27/08/26


a pescadinha de rabo na boca...

A Ordem dos Arquitectos apresentou no passado mês de Março, no decorrer do Congresso ocorrido nos Açores, os resultados relativos a um inquérito realizado pelo Observatório da Profissão, junto dos seus associados. Numa amostra de 7500 inquiridos, surgem algumas conclusões curiosas e que nos permitem, em certa medida colocar em perspectiva a actual medida do Governo relativa à obrigatoriedade da realização de estágios remunerados com uma duração de 12 meses.

Se por um lado nos é revelado que mais de 80% das empresas de arquitectura são constituídas por não mais do que 5 arquitectos, por outro, ficámos a saber que um em cada cinco arquitectos recebe perto ou abaixo do salário mínimo e que 38% destes profissionais têm um rendimento líquido aproximado ou abaixo do salário líquido médio. Não será difícil de perceber que estamos perante uma classe altamente qualificada, com tremendas responsabilidades na submissão ou análise dos projectos, contudo na sua generalidade, muito mal remunerada.

Tal como a Carmo Afonso defendeu no passado dia 21 de Junho, na sua crónica do Público, acredito também que”Fixar um valor mínimo de remuneração é sempre um bom princípio. Até porque, se é necessário fixar um valor mínimo, isto significa que o próprio mercado não garante que os estagiários recebam esse valor. Assegurar isto encaixa na perfeição no que deve ser a missão do Governo e do Estado.” Um tecido empresarial de diminuída dimensão e longe de grandes facturações não terá capacidade para acolher todos os estagiários segundo o valor mínimo proposto pelo governo.

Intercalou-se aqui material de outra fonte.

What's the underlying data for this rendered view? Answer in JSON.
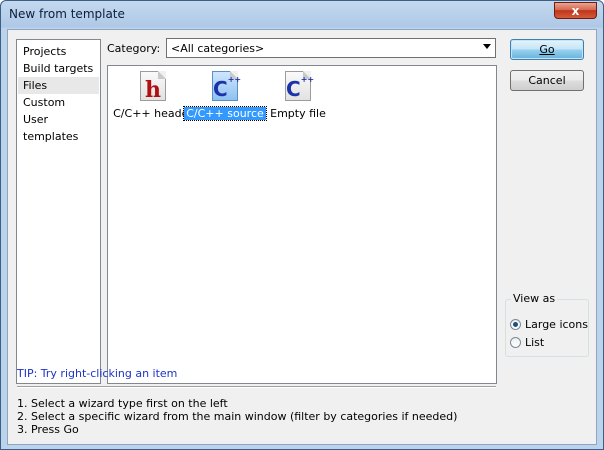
{
  "window": {
    "title": "New from template",
    "close_label": "x"
  },
  "sidebar": {
    "items": [
      {
        "label": "Projects"
      },
      {
        "label": "Build targets"
      },
      {
        "label": "Files"
      },
      {
        "label": "Custom"
      },
      {
        "label": "User templates"
      }
    ],
    "selected": "Files"
  },
  "category": {
    "label": "Category:",
    "value": "<All categories>"
  },
  "templates": [
    {
      "label": "C/C++ header",
      "icon": "c-header-file-icon",
      "glyph": "h",
      "selected": false
    },
    {
      "label": "C/C++ source",
      "icon": "c-source-file-icon",
      "glyph": "C",
      "selected": true
    },
    {
      "label": "Empty file",
      "icon": "empty-file-icon",
      "glyph": "C",
      "selected": false
    }
  ],
  "buttons": {
    "go": "Go",
    "cancel": "Cancel"
  },
  "view_as": {
    "legend": "View as",
    "options": [
      "Large icons",
      "List"
    ],
    "selected": "Large icons"
  },
  "tip": "TIP: Try right-clicking an item",
  "instructions": [
    "1. Select a wizard type first on the left",
    "2. Select a specific wizard from the main window (filter by categories if needed)",
    "3. Press Go"
  ],
  "colors": {
    "tip_text": "#1c33c8",
    "selection": "#3399ff",
    "title_bar": "#c4d9ef"
  }
}
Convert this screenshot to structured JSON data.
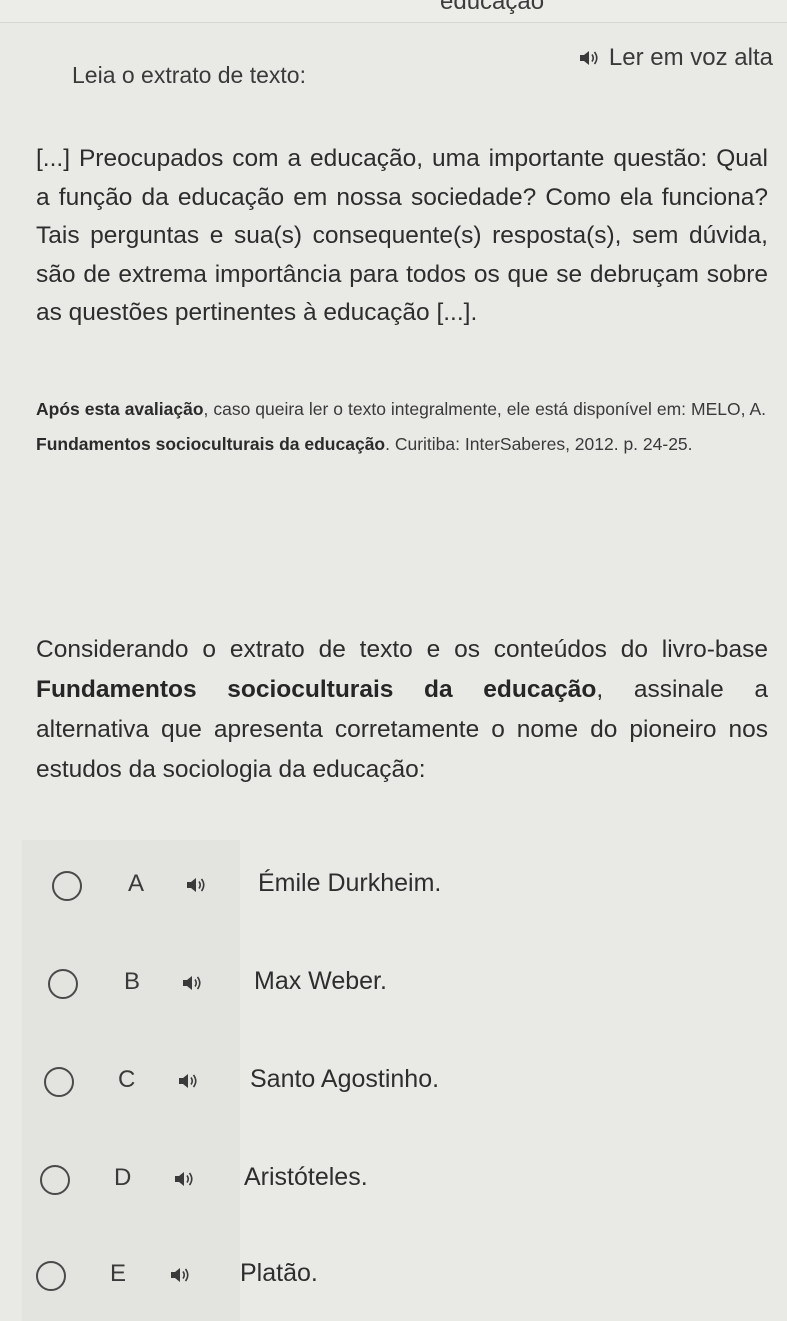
{
  "header": {
    "partial_title": "educação",
    "read_aloud_label": "Ler em voz alta"
  },
  "instruction": "Leia o extrato de texto:",
  "excerpt": "[...] Preocupados com a educação, uma importante questão: Qual a função da educação em nossa sociedade? Como ela funciona? Tais perguntas e sua(s) consequente(s) resposta(s), sem dúvida, são de extrema importância para todos os que se debruçam sobre as questões pertinentes à educação [...].",
  "source": {
    "bold_lead": "Após esta avaliação",
    "text_1": ", caso queira ler o texto integralmente, ele está disponível em: MELO, A. ",
    "book_title": "Fundamentos socioculturais da educação",
    "text_2": ". Curitiba: InterSaberes, 2012. p. 24-25."
  },
  "question": {
    "text_1": "Considerando o extrato de texto e os conteúdos do livro-base ",
    "book_title": "Fundamentos socioculturais da educação",
    "text_2": ", assinale a alternativa que apresenta corretamente o nome do pioneiro nos estudos da sociologia da educação:"
  },
  "options": [
    {
      "letter": "A",
      "text": "Émile Durkheim."
    },
    {
      "letter": "B",
      "text": "Max Weber."
    },
    {
      "letter": "C",
      "text": "Santo Agostinho."
    },
    {
      "letter": "D",
      "text": "Aristóteles."
    },
    {
      "letter": "E",
      "text": "Platão."
    }
  ],
  "icons": {
    "speaker": "speaker-icon",
    "radio": "radio-empty"
  }
}
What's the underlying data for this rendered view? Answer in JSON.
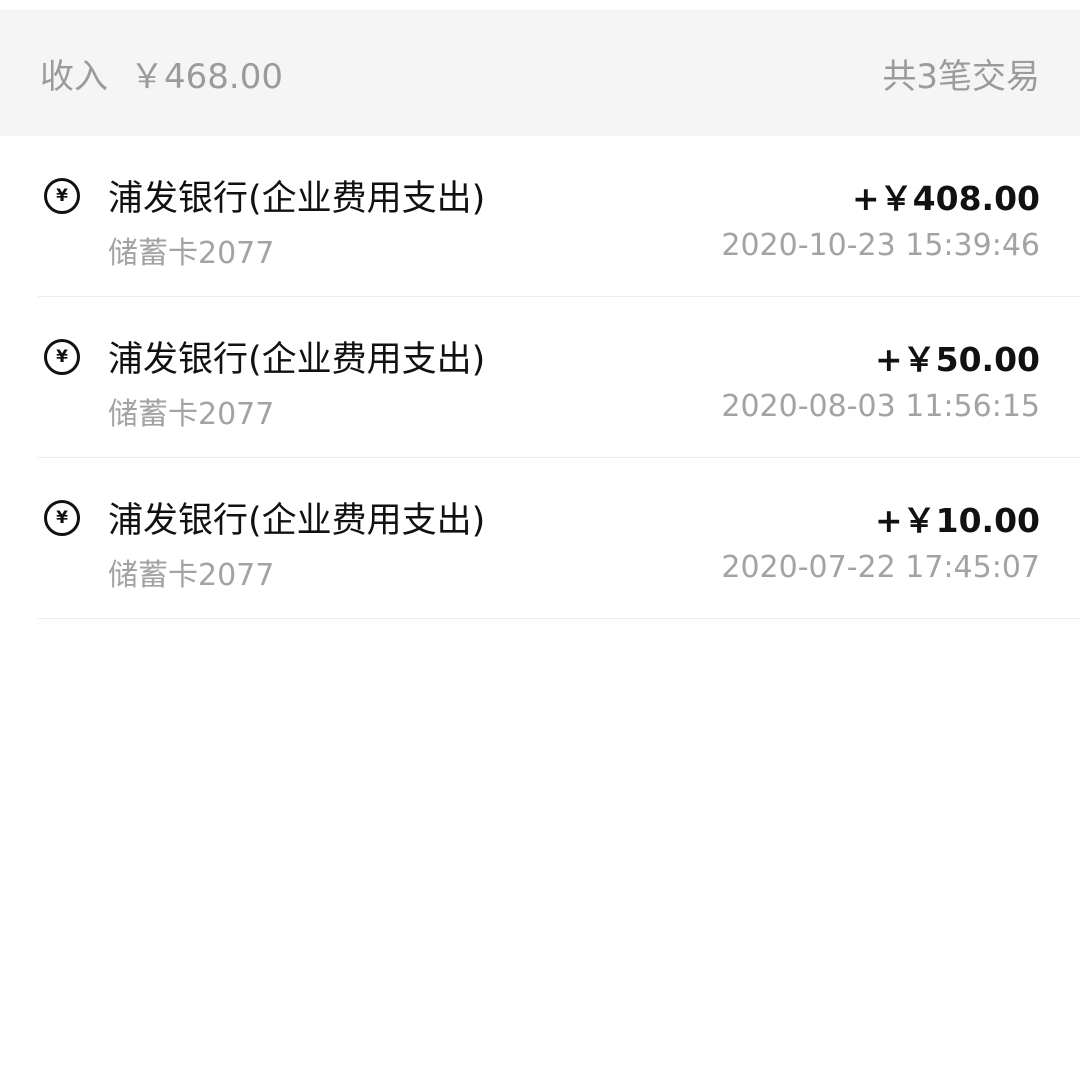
{
  "summary": {
    "income_label": "收入",
    "income_amount": "￥468.00",
    "count_text": "共3笔交易"
  },
  "transactions": [
    {
      "icon": "yuan-icon",
      "title": "浦发银行(企业费用支出)",
      "account": "储蓄卡2077",
      "amount": "+￥408.00",
      "time": "2020-10-23 15:39:46"
    },
    {
      "icon": "yuan-icon",
      "title": "浦发银行(企业费用支出)",
      "account": "储蓄卡2077",
      "amount": "+￥50.00",
      "time": "2020-08-03 11:56:15"
    },
    {
      "icon": "yuan-icon",
      "title": "浦发银行(企业费用支出)",
      "account": "储蓄卡2077",
      "amount": "+￥10.00",
      "time": "2020-07-22 17:45:07"
    }
  ],
  "icon_glyph": "¥",
  "colors": {
    "summary_bg": "#f5f5f5",
    "muted_text": "#9b9b9b",
    "primary_text": "#111111",
    "divider": "#ececec"
  }
}
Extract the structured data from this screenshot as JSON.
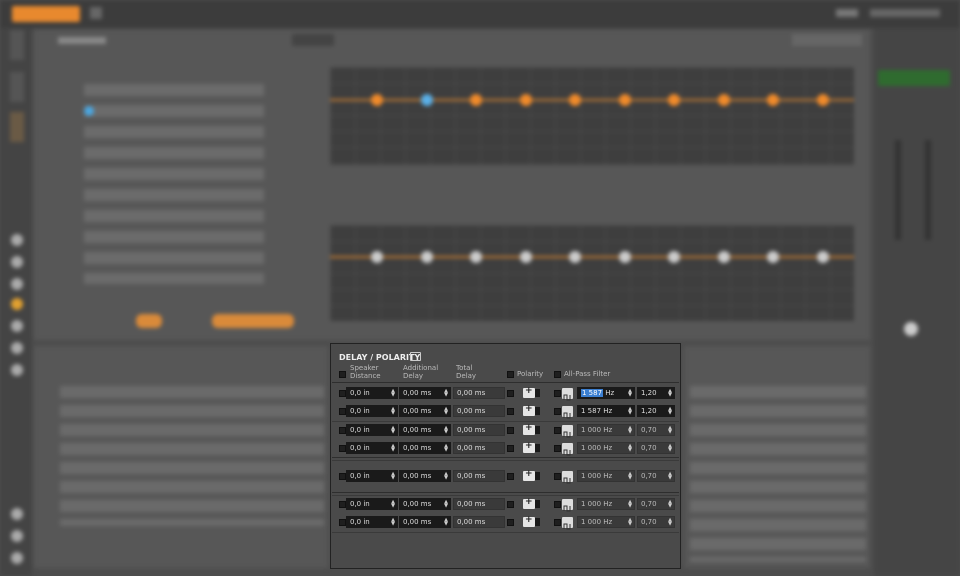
{
  "dialog": {
    "title": "DELAY / POLARITY",
    "icon": "graph-icon",
    "headers": {
      "speaker": "Speaker\nDistance",
      "additional": "Additional\nDelay",
      "total": "Total\nDelay",
      "polarity": "Polarity",
      "allpass": "All-Pass Filter"
    },
    "rows": [
      {
        "dist": "0,0 in",
        "delay": "0,00 ms",
        "total": "0,00 ms",
        "freq": "1 587",
        "unit": " Hz",
        "q": "1,20",
        "active": true,
        "selected": true
      },
      {
        "dist": "0,0 in",
        "delay": "0,00 ms",
        "total": "0,00 ms",
        "freq": "1 587 Hz",
        "q": "1,20",
        "active": true,
        "selected": false
      },
      {
        "dist": "0,0 in",
        "delay": "0,00 ms",
        "total": "0,00 ms",
        "freq": "1 000 Hz",
        "q": "0,70",
        "active": false,
        "selected": false
      },
      {
        "dist": "0,0 in",
        "delay": "0,00 ms",
        "total": "0,00 ms",
        "freq": "1 000 Hz",
        "q": "0,70",
        "active": false,
        "selected": false
      },
      {
        "dist": "0,0 in",
        "delay": "0,00 ms",
        "total": "0,00 ms",
        "freq": "1 000 Hz",
        "q": "0,70",
        "active": false,
        "selected": false
      },
      {
        "dist": "0,0 in",
        "delay": "0,00 ms",
        "total": "0,00 ms",
        "freq": "1 000 Hz",
        "q": "0,70",
        "active": false,
        "selected": false
      },
      {
        "dist": "0,0 in",
        "delay": "0,00 ms",
        "total": "0,00 ms",
        "freq": "1 000 Hz",
        "q": "0,70",
        "active": false,
        "selected": false
      }
    ]
  },
  "colors": {
    "accent": "#f08a2a",
    "selection": "#3b7fd1",
    "dialog_bg": "#4a4a4a"
  }
}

Com isto, não estou a trilhar o caminho da defesa para os estágios não remunerados, pelo contrário, são necessários para a consolidação da formação e sendo remunerados para o início da estabilização na sua vida profissional. Vou até mais longe, defendendo inclusivé a existência de estágios curriculares que permitirão uma maior articulação e desenvolvimento entre as Universidades e o mercado privado no sector da Arquitectura.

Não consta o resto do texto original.